Quarto passo. Enfim, agora que o trabalho duro foi realizado, resta conferir na seguinte sequência:

  1. A cada tabela, conferir se sua semântica bate com um dos itens LGPD (listagem do primeiro passo). Se for “caracterização da pessoa natural” já pode ser eleita como dado sigiloso. Por exemplo a tabela inteira de Colaboradores seria caracterizada como sensível. Não aprece tão óbvio, mas uma tabela que guarda cópias de certidões de nascimentou ou de históricos médicos, mesmo não tendo colunas específicas, se caracteriza como dado sensível.

    1.1. Se a tabela parece “inocente”, sem dados sensíveis, importante submeter ao próximo passo, varrendo coluna a coluna antes de afirmar que não tem nada sensível.

  2. (nas demais tabelas) A cada coluna conferir se sua semântica bate com um dos itens LGPD.
    Isso requer testar a propriedade sozinha (por exemplo sh:telephone já bate), como a propriedade da coluna no contexto de cada uma das classes da tabela. Por exemplo, o que faz a propriedade sh:name da coluna nome da tabela Colaboradores se transformar em wd:personName é o fato da coluna nome estar contida numa tabela classificada como sh:Person.

  3. (nas demais colunas e tabelas) Refazer 1 e 2 considerando o conceito “mais geral” ou “mais específico”, caso seja nececessário um “pente fino” ou a atribuição semânica não tenha sido muito precisa.

  4. Entre tabelas e colunas associadas a itens LGPD do grupo “Potencial informação sensível”, verificar se na base de dados há vínculo com itens LGPD do grupo “Caracterização da pessoa”. Se houver, é dado sensível.

  5. Tratar exceções:
    5.1. se no contexto da publicação do dado há risco do público deduzir.
    Por exemplo havendo menos de 10 linhas em uma inocente “listagem de endereços dos funcionários do departamento X” pode-se alegar vínculo por todos conhecerem quem são as pessoas do departamento.
    5.2. se houver comprovação de que é “pessoa pública”, com os mesmos dados (vinculados ou não) já publicados pelo governo por exemplo em Diário Oficial ou CNPJ.
    5.3. … Outros tratamentos, tais como anonimização, caso seja constatado risco de vínculo.


Resumo

Os chamados “catálogos de dados” do banco de dados, quando baseados ou enriquecidos por tags semânticas padrão RDF, podem executar algorítmos similares aos descritos acima.
Tecnicamente as tags podem ainda ser auditadas por evidência estatística baseada em profile dos dados, revisão por terceiros, etc.
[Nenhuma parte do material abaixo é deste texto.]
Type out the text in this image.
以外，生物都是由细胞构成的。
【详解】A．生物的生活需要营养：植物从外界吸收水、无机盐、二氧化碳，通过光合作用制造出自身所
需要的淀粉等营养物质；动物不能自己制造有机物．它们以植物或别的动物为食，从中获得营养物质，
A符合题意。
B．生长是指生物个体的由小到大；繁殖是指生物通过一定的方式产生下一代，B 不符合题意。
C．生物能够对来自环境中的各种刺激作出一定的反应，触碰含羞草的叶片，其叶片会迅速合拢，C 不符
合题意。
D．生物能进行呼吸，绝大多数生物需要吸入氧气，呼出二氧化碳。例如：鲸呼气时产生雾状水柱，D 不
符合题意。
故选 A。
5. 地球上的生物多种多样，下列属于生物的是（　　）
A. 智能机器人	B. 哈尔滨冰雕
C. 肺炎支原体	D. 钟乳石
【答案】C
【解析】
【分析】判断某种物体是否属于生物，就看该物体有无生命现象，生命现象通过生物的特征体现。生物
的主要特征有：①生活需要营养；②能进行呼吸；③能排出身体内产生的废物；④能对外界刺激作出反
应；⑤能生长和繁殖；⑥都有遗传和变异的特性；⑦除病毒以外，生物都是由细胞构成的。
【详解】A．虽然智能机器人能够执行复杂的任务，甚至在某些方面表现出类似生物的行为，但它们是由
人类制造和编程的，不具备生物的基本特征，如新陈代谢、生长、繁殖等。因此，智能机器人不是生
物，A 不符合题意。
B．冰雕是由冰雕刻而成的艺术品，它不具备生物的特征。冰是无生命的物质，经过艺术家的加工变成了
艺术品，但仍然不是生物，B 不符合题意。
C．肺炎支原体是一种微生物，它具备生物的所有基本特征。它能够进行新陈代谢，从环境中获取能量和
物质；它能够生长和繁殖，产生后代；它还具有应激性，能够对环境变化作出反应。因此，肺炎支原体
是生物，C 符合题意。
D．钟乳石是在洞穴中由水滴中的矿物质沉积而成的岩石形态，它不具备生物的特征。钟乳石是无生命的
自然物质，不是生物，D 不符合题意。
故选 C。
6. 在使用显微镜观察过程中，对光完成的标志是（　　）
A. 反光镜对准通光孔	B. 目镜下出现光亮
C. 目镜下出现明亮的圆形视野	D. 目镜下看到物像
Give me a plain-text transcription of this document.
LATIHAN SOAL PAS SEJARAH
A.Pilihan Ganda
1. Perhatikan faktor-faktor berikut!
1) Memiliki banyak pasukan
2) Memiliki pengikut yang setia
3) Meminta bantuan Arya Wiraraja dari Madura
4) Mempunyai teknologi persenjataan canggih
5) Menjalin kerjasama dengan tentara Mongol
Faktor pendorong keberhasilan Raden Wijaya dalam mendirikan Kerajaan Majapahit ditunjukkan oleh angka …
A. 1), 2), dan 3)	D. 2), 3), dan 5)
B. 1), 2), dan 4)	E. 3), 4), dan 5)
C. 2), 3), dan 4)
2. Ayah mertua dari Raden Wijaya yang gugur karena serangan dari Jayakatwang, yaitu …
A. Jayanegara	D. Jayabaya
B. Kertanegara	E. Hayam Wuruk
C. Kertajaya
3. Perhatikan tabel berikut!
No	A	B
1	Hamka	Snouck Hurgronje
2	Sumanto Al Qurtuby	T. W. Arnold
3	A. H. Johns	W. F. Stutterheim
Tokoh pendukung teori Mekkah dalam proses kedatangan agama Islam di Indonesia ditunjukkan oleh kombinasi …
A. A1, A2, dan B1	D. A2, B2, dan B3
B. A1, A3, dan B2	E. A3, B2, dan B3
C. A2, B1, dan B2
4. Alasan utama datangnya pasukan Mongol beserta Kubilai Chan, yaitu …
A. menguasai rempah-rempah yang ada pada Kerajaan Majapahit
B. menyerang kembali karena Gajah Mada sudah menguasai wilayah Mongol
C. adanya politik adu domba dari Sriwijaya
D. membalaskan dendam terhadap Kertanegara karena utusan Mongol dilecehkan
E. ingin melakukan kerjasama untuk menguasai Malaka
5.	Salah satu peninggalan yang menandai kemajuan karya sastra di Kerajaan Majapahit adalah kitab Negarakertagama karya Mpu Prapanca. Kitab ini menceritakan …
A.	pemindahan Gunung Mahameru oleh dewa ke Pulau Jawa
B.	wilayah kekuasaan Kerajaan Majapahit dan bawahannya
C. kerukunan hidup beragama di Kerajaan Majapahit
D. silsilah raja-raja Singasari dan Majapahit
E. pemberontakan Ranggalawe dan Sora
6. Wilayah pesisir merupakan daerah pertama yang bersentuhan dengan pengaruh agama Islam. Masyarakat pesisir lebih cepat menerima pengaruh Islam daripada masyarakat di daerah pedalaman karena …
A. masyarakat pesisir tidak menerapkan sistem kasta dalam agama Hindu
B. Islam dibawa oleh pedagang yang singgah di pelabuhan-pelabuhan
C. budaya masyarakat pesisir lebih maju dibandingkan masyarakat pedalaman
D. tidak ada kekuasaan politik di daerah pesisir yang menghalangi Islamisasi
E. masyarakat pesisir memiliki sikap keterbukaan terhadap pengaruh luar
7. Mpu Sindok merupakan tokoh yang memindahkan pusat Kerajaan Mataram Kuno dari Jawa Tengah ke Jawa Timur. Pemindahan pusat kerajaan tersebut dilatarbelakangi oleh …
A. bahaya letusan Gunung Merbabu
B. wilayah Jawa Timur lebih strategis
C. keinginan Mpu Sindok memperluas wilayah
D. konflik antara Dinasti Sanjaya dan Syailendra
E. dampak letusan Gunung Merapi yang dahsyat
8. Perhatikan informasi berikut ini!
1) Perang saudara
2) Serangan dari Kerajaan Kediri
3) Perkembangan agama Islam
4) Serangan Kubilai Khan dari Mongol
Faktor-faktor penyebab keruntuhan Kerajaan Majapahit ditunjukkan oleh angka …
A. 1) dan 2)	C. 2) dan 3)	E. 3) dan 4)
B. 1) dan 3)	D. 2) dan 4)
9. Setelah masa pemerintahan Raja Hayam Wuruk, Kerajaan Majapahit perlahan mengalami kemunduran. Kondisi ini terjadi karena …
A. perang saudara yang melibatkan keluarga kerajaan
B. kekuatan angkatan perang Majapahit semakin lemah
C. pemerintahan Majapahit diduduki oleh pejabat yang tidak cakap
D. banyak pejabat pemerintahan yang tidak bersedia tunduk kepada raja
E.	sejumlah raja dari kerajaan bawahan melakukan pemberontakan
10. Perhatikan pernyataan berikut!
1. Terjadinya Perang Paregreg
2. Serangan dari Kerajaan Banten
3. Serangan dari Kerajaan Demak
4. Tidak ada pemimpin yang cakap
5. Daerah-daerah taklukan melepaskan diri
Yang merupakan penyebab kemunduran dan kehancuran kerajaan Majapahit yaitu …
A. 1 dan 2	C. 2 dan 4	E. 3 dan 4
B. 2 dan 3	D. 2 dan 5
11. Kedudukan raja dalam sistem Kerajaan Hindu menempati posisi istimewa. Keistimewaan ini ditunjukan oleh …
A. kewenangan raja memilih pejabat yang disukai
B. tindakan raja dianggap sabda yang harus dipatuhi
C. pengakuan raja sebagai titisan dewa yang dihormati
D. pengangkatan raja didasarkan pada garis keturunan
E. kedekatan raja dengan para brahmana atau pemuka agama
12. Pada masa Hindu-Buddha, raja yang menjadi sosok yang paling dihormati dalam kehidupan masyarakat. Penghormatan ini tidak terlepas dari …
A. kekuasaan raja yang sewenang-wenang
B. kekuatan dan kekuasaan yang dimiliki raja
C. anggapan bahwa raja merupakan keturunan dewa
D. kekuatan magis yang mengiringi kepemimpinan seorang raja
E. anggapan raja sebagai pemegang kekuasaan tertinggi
É uma abordagem interessante e que tem as suas vantagens. Porém, discordo que isso seja algo “sem custo”, como afirmado no título. O trabalho de interpretação humana da semântica de cada tabela e coluna estará presente em qualquer caso: com ou sem o mapeamento para vocabulários conhecidos.

Contudo, realizar o mapeamento como você propõe custa mais, pois a pessoa terá que consultar os vocabulários usados pela comunidade (schema.org, Wikidata, etc.) e registrar o mapeamento de uma forma metódica e organizada. Tudo isso pressupõe a existência de um grau razoável de maturidade na governança de dados. A realidade é que muitas organizações não sabem nem quais são os bancos de dados que possuem, quanto mais ter definidos os responsáveis, o ciclo de vida dos dados, a documentação semântica das tabelas e colunas, etc.

Não há dúvida que mapear semanticamente os bancos de dados traria vantagens, como por exemplo criar um conjunto de dados que pode servir mais tarde para, por exemplo, treinar algoritmos de aprendizagem de máquina. A questão é nem toda empresa pode considerar que o retorno futuro valerá o investimento.